There can be particular confusing parts to an application or there may be a lack of structure altogether. It pays to have discussions with team members about the overall architecture to reinforce understanding. Draw out some diagrams, document features and the overall design separately to the codebase. An up to date confluence page is going to help reinforce everyone’s understanding and ensure everyone is on the same page. Moreover this encourages knowledge sharing in the team and for others to do the same.
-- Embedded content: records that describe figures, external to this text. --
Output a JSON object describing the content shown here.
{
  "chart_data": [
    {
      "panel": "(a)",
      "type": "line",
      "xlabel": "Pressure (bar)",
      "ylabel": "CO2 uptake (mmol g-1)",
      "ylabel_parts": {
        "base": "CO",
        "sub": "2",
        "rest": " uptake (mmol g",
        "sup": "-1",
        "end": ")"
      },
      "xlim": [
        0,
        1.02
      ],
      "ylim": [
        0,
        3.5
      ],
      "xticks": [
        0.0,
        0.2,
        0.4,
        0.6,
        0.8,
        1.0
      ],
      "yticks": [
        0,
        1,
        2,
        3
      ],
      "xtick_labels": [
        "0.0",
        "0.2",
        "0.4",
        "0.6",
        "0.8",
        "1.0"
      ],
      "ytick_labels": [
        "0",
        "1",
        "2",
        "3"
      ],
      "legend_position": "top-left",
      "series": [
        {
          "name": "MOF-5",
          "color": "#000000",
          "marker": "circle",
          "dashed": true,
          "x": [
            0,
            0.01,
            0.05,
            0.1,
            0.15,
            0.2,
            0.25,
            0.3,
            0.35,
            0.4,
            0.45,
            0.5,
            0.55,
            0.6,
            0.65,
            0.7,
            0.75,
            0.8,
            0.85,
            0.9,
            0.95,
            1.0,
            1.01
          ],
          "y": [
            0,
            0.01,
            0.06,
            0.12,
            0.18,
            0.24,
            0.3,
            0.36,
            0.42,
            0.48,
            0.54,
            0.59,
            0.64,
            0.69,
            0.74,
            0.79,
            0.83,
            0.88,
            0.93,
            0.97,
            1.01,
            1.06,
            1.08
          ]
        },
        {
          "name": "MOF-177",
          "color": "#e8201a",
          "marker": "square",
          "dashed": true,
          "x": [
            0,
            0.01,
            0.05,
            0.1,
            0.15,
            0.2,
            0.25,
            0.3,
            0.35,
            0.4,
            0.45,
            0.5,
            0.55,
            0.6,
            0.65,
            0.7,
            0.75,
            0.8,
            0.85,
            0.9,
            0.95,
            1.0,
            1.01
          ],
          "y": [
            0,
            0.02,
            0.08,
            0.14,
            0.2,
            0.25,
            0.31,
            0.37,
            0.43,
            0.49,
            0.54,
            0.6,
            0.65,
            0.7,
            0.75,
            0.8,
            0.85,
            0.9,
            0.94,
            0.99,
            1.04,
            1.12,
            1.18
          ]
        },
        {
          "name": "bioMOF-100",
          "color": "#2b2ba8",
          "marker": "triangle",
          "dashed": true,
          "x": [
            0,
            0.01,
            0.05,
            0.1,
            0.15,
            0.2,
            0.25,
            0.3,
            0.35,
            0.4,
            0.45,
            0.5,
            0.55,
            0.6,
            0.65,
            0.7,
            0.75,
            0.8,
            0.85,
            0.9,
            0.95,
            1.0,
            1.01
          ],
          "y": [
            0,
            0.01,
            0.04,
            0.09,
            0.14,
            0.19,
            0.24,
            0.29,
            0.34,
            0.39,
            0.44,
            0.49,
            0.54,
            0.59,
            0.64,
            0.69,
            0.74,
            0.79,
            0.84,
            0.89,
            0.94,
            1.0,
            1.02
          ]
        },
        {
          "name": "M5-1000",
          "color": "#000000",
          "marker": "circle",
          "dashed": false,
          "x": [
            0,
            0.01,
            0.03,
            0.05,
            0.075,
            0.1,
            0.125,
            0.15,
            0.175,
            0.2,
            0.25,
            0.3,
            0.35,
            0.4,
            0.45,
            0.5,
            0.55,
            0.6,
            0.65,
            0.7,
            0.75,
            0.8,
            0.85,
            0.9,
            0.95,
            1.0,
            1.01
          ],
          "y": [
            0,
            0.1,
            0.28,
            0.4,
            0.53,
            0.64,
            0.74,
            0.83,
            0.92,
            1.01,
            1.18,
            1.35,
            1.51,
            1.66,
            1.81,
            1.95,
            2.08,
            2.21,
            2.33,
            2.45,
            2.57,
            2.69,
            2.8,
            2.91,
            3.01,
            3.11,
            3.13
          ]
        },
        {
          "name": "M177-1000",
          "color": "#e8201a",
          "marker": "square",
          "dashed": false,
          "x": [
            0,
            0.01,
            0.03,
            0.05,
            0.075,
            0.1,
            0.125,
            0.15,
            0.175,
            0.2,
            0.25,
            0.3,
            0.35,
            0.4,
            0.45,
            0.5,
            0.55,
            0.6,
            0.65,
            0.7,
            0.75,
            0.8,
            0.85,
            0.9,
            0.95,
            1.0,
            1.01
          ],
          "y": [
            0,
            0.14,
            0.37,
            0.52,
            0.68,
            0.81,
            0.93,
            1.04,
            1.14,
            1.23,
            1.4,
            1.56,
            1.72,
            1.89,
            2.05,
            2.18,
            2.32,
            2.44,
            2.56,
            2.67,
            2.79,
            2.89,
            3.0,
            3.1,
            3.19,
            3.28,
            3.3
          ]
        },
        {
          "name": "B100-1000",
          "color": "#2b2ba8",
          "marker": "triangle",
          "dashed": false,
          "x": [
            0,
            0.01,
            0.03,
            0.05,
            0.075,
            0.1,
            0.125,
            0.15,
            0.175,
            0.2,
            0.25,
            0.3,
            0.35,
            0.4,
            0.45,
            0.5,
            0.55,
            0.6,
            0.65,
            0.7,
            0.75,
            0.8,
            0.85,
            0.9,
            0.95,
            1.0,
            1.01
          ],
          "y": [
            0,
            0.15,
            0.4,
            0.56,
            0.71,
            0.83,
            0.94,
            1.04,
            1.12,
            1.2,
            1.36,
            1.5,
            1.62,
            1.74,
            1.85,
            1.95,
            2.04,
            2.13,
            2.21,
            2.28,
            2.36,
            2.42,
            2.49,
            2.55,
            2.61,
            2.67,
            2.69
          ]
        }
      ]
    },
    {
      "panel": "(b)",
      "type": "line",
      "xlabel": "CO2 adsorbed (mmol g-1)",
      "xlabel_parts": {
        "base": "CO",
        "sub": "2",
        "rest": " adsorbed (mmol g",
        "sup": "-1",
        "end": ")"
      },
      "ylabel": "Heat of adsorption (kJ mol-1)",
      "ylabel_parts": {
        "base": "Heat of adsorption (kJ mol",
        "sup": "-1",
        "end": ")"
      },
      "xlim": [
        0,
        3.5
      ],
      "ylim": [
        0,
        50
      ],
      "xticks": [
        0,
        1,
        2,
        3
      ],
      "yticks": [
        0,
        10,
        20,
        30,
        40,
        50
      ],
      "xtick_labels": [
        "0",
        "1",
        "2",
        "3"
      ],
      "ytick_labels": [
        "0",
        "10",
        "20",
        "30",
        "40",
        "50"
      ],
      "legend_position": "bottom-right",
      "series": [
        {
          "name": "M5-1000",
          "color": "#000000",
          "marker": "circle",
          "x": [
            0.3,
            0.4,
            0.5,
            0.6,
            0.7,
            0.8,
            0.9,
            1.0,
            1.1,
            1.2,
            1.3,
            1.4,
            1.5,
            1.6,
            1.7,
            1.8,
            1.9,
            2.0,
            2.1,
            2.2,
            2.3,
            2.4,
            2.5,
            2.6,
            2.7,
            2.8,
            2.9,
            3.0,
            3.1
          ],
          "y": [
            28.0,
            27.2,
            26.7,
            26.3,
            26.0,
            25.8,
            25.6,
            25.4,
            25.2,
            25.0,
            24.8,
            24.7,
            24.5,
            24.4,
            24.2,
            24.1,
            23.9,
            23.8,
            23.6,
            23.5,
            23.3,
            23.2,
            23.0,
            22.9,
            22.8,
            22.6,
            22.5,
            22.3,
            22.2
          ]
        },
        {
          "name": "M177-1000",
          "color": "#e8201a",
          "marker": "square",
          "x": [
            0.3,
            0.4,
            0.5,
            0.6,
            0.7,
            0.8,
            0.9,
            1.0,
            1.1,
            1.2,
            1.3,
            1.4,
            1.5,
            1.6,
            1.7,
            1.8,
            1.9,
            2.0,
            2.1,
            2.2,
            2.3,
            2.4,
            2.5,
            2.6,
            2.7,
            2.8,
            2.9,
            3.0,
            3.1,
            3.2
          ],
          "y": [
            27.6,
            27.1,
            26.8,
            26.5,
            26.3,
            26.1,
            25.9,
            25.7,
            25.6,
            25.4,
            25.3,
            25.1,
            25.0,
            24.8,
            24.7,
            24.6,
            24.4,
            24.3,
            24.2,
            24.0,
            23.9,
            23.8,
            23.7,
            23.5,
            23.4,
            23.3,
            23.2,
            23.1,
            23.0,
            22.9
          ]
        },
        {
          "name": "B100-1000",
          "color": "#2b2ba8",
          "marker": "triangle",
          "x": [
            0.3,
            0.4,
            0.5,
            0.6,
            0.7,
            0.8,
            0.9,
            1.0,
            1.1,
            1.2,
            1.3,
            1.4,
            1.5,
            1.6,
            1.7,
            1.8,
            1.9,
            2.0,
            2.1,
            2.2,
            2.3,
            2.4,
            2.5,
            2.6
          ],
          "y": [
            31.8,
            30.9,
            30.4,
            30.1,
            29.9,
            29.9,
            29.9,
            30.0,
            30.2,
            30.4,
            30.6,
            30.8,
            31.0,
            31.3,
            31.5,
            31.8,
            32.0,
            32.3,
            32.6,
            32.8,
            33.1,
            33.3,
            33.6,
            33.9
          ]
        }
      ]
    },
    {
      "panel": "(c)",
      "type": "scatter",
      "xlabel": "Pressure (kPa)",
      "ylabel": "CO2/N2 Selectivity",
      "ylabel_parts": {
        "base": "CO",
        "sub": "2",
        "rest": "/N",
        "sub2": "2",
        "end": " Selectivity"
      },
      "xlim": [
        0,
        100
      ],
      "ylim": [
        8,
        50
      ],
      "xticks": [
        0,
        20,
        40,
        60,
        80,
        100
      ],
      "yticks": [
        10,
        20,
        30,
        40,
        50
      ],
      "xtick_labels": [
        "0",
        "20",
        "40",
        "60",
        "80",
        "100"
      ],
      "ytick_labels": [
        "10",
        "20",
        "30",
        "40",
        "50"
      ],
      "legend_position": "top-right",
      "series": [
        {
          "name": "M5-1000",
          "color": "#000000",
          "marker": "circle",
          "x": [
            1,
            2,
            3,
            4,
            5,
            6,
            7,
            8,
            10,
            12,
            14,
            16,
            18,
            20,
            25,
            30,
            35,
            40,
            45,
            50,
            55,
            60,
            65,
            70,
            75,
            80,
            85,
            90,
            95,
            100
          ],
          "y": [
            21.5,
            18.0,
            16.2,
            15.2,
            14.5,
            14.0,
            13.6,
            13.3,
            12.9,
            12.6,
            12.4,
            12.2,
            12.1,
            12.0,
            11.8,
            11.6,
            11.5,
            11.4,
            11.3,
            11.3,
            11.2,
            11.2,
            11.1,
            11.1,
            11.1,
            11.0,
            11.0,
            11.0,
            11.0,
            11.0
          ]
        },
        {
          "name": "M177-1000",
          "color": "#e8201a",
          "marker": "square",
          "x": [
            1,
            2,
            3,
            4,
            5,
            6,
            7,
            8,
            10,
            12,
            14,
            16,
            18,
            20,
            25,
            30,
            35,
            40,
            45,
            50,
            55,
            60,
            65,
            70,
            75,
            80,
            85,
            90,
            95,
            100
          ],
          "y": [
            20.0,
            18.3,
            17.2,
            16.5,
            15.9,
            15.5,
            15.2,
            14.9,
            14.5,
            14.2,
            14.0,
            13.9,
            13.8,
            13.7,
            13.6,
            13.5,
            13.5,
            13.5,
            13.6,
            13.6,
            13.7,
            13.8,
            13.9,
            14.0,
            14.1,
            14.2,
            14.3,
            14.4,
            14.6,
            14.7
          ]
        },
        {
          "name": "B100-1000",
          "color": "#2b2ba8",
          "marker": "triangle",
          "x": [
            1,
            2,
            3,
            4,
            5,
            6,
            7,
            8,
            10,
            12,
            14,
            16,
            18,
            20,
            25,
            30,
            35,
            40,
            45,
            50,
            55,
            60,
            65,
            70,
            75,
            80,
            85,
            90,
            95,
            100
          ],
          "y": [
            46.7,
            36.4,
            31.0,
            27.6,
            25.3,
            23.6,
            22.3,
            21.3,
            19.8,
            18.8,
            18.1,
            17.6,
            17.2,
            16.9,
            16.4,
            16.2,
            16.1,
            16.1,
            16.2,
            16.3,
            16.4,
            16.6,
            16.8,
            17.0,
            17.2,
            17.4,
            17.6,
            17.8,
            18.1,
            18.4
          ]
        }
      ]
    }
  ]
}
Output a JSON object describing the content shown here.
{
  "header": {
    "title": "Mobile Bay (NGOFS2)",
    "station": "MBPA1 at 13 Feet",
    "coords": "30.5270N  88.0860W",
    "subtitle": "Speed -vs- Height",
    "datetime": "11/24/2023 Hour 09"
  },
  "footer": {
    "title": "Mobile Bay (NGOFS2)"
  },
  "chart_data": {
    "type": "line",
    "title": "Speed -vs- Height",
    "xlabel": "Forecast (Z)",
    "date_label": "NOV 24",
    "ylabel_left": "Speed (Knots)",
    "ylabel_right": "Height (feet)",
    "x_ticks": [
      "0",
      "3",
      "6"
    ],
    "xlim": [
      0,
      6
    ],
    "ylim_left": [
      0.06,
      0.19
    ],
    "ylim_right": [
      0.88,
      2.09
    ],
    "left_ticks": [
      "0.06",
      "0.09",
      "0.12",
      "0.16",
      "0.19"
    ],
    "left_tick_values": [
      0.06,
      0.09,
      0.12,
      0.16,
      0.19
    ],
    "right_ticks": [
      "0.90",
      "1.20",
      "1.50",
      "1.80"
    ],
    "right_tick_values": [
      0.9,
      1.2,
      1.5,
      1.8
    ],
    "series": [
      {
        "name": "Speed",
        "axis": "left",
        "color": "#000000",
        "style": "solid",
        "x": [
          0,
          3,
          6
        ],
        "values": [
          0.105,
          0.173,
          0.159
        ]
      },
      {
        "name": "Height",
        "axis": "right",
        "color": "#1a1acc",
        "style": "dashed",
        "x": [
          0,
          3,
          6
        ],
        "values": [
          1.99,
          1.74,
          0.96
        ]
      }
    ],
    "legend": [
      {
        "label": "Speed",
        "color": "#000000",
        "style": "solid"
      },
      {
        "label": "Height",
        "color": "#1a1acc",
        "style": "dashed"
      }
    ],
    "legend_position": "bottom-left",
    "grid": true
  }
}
4. Delete code and comments

There are countless times where unused code and old comments have led me to a bunch of confusion. Sometimes an old way of doing something is left around or some comments surrounding a method no longer make sense. These are small things but can introduce a lot of confusion and misdirection. If you know a line or two that doesn’t belong there anymore you should spend a couple of minutes to clean it up or delete it in a separate commit.

5. Logging

Without logs debugging production issues is pure guess work. I personally advocate more logging at the risk of storing too much and over-polluting so I can at least capture issues, but you may choose to go with a more strategic logging strategy. Either way, define a standard, stick with it to make it easily searchable. Logging is going to aid your understanding on legacy code.

6. Error Handling

Putting best practices to good use when handling exceptions will pay dividends for debugging production issues. Use the right exception for an error, if unexpectedly a number is null then throw a NullPointerException, if an argument is incorrect throw an IllegalArgumentException. Try-catches should start with the most specific exception in the block and then cascade down to more generic ones so that errors are logged with greater accuracy. Re-throwing exceptions in many languages will mean you lose information about the original stack trace such as the original source and line number of the error. Personally I try to deal with an exception within the original try-catch block, log the exception and then use something similar to the Null Object pattern to notify the caller that something went wrong. If this is not possible it would be better to create a new type for your exception to best wrap the original exception and better describe the error. Last of all, I would try to standardise exceptions as much as possible as well as the messages that are thrown to improve readability.

Bad Error Handling

public String getCustomerName(int id) {
    try {
        // stream will not close automatically 
        // unless handled ina finally statement
        FileInputStream fio = new FileInputStream(filename);
        Customer c = getCustomer(fio, id);
        return c.toString();
    }
    // no specific error handling
    catch (Exception e) {
        // re-throwing error loses stack trace
        // and can cause confusion if handled twice
        throw e;
    }
    return "";
}

Better Error Handling

public String getCustomerName(int id) {
    // using a try-with statement so that the 
    // stream is automatically closed
    try (FileInputStream fio = new FileInputStream(filename)) {
        Customer c = getCustomer(fio);
        return c.toString();
    }
    catch (FileNotFoundException e2) {
        // specific error is handled first
        logError(e2);
    }
    catch (NullPointerException e1) {
        logError(e1);
        // if we really need to re-throw an exception then
        // we wrap it in a new exception to be handled 
        // by the caller
        throw new CustomerNotFoundException("Customer not found.", e1);
    }
    catch (Exception e) {
        logError(e);
    }
    return "";
}

These are just a few points I would consider important to moving legacy code forward with a particular emphasis on tests and breaking dependencies to facilitate change and refactoring without breaking functionality. Hopefully some of the techniques here reinforce what you may already know and help bring your code to a cleaner state.